Cultural differences also come into play. Felipe Agudelo, who teaches health communications at the University of Boston, underlined that in some contexts, a limit or a term of affection “does not derive from underestimating your intellectual ability. It is a term of affection.”

He emigrated from Colombia, where his 80 -year -old mother did not offend when a doctor or health worker asks her for “Tómese la Mealita” (take this small pill) or “Mueva La Manito” (move your hand).

It is customary and “he feels he is talking to someone he cares about,” said dr. Agudelo.

“Come to a place of negotiation,” he recommended. “It doesn't have to be a challenge. The patient has the right to say:” I don't like it that you talk to me that way. “”

In return, the worker “should recognize that the recipient may not come from the same cultural background,” he said.
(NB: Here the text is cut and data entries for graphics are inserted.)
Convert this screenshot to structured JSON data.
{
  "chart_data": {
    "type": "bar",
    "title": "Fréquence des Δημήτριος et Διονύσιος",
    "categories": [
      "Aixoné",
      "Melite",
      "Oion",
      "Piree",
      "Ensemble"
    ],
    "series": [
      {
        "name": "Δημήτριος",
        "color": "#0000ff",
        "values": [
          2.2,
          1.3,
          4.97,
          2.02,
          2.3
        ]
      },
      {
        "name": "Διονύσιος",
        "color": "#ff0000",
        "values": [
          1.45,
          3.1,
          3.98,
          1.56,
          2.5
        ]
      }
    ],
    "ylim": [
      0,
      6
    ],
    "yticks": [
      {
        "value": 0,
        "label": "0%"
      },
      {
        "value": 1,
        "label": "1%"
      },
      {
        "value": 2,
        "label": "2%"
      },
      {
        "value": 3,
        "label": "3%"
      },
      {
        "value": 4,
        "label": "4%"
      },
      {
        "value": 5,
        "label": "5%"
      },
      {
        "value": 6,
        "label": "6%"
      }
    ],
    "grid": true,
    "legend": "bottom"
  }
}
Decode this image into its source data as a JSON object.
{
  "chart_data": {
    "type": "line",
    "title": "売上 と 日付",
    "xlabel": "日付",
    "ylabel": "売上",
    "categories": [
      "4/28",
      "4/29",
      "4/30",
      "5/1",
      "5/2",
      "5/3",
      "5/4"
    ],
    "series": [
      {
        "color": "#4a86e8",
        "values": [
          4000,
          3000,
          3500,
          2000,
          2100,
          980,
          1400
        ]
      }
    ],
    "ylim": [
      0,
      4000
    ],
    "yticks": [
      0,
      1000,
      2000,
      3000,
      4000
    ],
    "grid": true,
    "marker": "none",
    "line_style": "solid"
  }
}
That person can answer: “This is the way I usually speak, but I can change it”.

Lisa Greim, 65 years old, retired writer in Arvada, in Collo.

Suddenly, he told in an e-mail, a correspondence pharmacy started calling almost every day because he had not filled a prescription as expected.

These “delicately condescending” calls, apparently reading from a script, everyone said: “It is difficult to remember to take our medicines, right?” – As if they were all swallowing the pills together with Mrs. Greim.

Annoyed by their presumption and their follow-up demand on what has frequently forgotten her drugs, Mrs. Greim informed them that after having made previously, she had a sufficient supply, thanks. He would have reordered when he needed more.

So, “I asked them to stop calling,” he said. “And they did it.”

The new old age is produced through a partnership with Kff's health news.